В то же время Котельников отметил, что комбриг заботился о сплочении личного состава, его боеспособности. В этом его нельзя упрекнуть. Все хорошо вооружены, конечно, благодаря помощи наркомата и, разумеется, за счёт трофейного оружия, которое нередко добывалось в тяжёлых боях. Люди сыты и обуты. Имеются своя баня, сапожная мастерская и даже лыжная! Для разведчиков и подрывников это крайне важно. Зимой на морозе стоять на посту и тем более лежать в снегу часами напролёт в засадах в сапогах просто невозможно. Поэтому стали валять валенки!

– Бойцы это ценят, и потому, насколько я осведомлён, не было ни одного случая перехода кого-либо в другой отряд. Никто никого насильно не держал. В то же время другие отряды вливались в нашу десантную группу. По-моему, это тоже о чём-то говорит. Конечно, в семье не без урода.

Разговор вновь коснулся комиссара Малюгина:

– Он, бесспорно, человек порядочный, старается изо всех сил, чтобы всё было, как говорится, в ажуре. Но был придавлен Сёминым. При каждом удобном случае тот старался его унизить. Иногда это делал при людях. Мне было его жаль. Сёмина, как мне кажется, комиссар до смерти боялся. Хотя в нужный момент проявил несвойственную ему храбрость. Настоял на том, чтобы дама Сёмина, то есть парашютистка Сиротина, была выдворена из землянки штаба.

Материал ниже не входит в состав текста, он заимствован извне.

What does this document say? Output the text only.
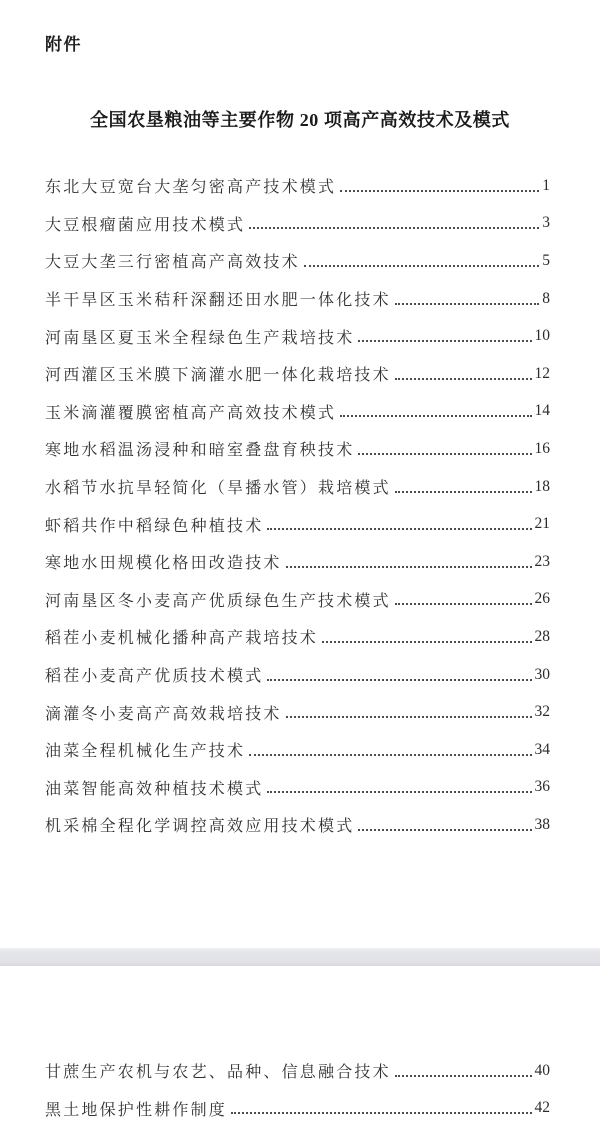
附件
全国农垦粮油等主要作物 20 项高产高效技术及模式
东北大豆宽台大垄匀密高产技术模式	1
大豆根瘤菌应用技术模式	3
大豆大垄三行密植高产高效技术	5
半干旱区玉米秸秆深翻还田水肥一体化技术	8
河南垦区夏玉米全程绿色生产栽培技术	10
河西灌区玉米膜下滴灌水肥一体化栽培技术	12
玉米滴灌覆膜密植高产高效技术模式	14
寒地水稻温汤浸种和暗室叠盘育秧技术	16
水稻节水抗旱轻简化（旱播水管）栽培模式	18
虾稻共作中稻绿色种植技术	21
寒地水田规模化格田改造技术	23
河南垦区冬小麦高产优质绿色生产技术模式	26
稻茬小麦机械化播种高产栽培技术	28
稻茬小麦高产优质技术模式	30
滴灌冬小麦高产高效栽培技术	32
油菜全程机械化生产技术	34
油菜智能高效种植技术模式	36
机采棉全程化学调控高效应用技术模式	38
甘蔗生产农机与农艺、品种、信息融合技术	40
黑土地保护性耕作制度	42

– А почему она оказалась там? – удивился Судоплатов.

Котельников рассказал, как было дело.

Судоплатов и Серебрянский молчали, иногда переглядывались, и было видно, что они возмущены.

– Шмакову и Малюгину недели полторы назад отправлен приказ немедленно арестовать радистку штаба армии и не спускать с неё глаз! – зло произнёс Судоплатов. – И при первой же возможности доставить в Москву.

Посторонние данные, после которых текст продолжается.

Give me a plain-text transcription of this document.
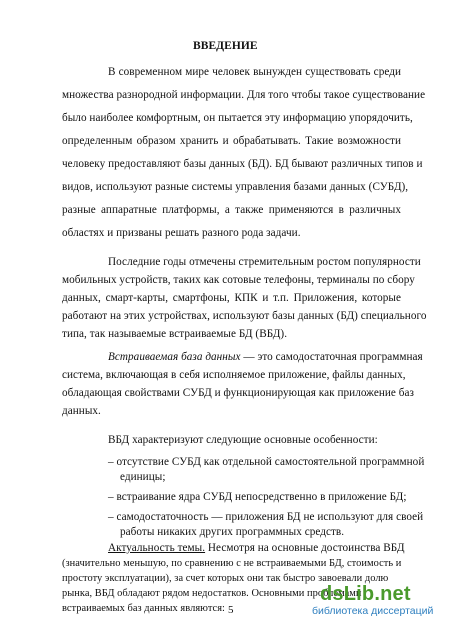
ВВЕДЕНИЕ
В современном мире человек вынужден существовать среди
множества разнородной информации. Для того чтобы такое существование
было наиболее комфортным, он пытается эту информацию упорядочить,
определенным образом хранить и обрабатывать. Такие возможности
человеку предоставляют базы данных (БД). БД бывают различных типов и
видов, используют разные системы управления базами данных (СУБД),
разные аппаратные платформы, а также применяются в различных
областях и призваны решать разного рода задачи.
Последние годы отмечены стремительным ростом популярности
мобильных устройств, таких как сотовые телефоны, терминалы по сбору
данных, смарт-карты, смартфоны, КПК и т.п. Приложения, которые
работают на этих устройствах, используют базы данных (БД) специального
типа, так называемые встраиваемые БД (ВБД).
Встраиваемая база данных — это самодостаточная программная
система, включающая в себя исполняемое приложение, файлы данных,
обладающая свойствами СУБД и функционирующая как приложение баз
данных.
ВБД характеризуют следующие основные особенности:
– отсутствие СУБД как отдельной самостоятельной программной
единицы;
– встраивание ядра СУБД непосредственно в приложение БД;
– самодостаточность — приложения БД не используют для своей
работы никаких других программных средств.
Актуальность темы. Несмотря на основные достоинства ВБД
(значительно меньшую, по сравнению с не встраиваемыми БД, стоимость и
5
простоту эксплуатации), за счет которых они так быстро завоевали долю
рынка, ВБД обладают рядом недостатков. Основными проблемами
встраиваемых баз данных являются:
dsLib.net
библиотека диссертаций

– Вот прибудет шпионка, и товарищ Сполохов выяснит… Но меня, честно говоря, – признался Котельников, – удивляет, как это тогда Сёмин клюнул на вашу радиограмму о том, что я оказался врагом и расстрелян? Не будь этой ссылки, он мог рвануть вместе со своей парашютисткой. Так я считаю. К немцам, конечно!

– Дождёмся её доставки в Москву, – сухо произнёс Судоплатов.

– Пусть полюбуются друг на друга, – добавил Котельников. – Идиоты.

В штабе бригады по решению Малюгина арестованную радистку Таню Сиротину подвергли допросу. Вели его бывший начальник областного управления милиции Могилёва подполковник Сыромолотов и его первый заместитель, ведавший до войны уголовным розыском, майор милиции Глазшнейдер. В наркомат поступили радиограммы с показаниями арестованной.

Во время очередной беседы Судоплатов грустно отметил:

– Умопомрачительное содержание! Девица во всём призналась.

– Может быть, Котельникову следовало бы зайти к Сполохову, – предложил Серебрянский. – Пусть ознакомится с содержанием следствия.

– Да, конечно, – согласился Судоплатов и обратился к Котельникову: – Зайдите к товарищу Сполохову. Он ведёт дело. Проинформируйте его обо всём. Очень важно, чтобы мерзавцы понесли заслуженное наказание.

– Понял, – ответил Котельников, собираясь уходить, – но по делу Сёмина мы с товарищем Сполоховым неоднократно обстоятельно разговаривали.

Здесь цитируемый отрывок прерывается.